Cuando ocurre la primera manifestación de las lágrimas de la Virgen, Alba se encuentra con una realidad que no entiende, y yo estaba como una balsa en la mar en plena tormenta. Empezamos a preguntar: ¿Qué es esto?, ¿Por qué esto?, no lográbamos comprender por qué a nosotras? Pero como todo lo que hace la Santísima Madre, fuimos recibiendo paz, tranquilidad, nos fueron envolviendo los hechos diarios donde el cada día trae nuevas vivencias. Indudablemente que para ella, fue un cambio total, después comprendimos, que esta amistad venía destinada de mucho antes, situaciones por ejemplo, que sin llegar a conocernos, vivimos en el mismo edificio, comprábamos en el mismo automercado en Caracas y nunca nos vimos.

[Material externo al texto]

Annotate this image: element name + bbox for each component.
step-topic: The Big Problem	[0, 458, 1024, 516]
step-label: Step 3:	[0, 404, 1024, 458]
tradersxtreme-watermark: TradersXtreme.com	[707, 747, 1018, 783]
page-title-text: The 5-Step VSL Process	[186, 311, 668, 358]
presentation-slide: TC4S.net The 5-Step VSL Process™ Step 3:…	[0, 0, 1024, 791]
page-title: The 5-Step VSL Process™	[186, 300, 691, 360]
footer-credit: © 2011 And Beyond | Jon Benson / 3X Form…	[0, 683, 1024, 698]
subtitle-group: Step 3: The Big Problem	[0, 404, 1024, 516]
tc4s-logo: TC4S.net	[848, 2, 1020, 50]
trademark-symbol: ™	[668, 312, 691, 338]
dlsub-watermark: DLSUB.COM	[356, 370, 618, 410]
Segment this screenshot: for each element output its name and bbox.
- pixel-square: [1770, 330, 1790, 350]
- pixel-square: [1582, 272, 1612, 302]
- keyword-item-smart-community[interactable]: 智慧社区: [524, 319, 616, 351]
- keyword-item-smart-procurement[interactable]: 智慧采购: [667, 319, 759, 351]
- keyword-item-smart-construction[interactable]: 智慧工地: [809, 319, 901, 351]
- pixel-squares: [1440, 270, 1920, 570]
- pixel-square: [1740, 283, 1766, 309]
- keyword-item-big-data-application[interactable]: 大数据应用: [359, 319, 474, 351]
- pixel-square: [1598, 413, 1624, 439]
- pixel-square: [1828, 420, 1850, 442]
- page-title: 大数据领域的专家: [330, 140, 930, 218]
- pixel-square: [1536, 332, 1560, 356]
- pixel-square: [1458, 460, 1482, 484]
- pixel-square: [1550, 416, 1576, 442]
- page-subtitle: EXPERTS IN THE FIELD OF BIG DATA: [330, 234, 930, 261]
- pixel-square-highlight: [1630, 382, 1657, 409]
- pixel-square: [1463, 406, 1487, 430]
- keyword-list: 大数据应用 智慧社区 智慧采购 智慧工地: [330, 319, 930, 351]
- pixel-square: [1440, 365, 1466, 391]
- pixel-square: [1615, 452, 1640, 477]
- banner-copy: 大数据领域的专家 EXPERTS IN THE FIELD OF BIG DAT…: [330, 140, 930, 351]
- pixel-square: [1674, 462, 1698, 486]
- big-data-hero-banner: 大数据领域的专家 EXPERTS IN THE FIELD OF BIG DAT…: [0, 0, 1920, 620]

¿Qué representa Alba para mí en estos momentos?

Es el bastón en el cual me apoyo, es la amiga, la compañera que cuando estoy estigmatizando siempre está a mi lado, cuando la veo en la floristería, atendiendo a la gente, me di cuenta que el Espíritu Santo la ha tocado, pues sus palabras siempre son de comprensión, de amor y de armonía, tiene una memoria maravillosa, se acuerda de todas las fechas, con verla ya ella sabe lo que necesito recordar, en fin, los lazos sanguíneos son eternos, una amistad como la nuestra, también.

Ruego a Dios y a la Santísima Madre, que la siga iluminando para que juntas podamos cumplir con esta Misión tan especial que nos han encomendado.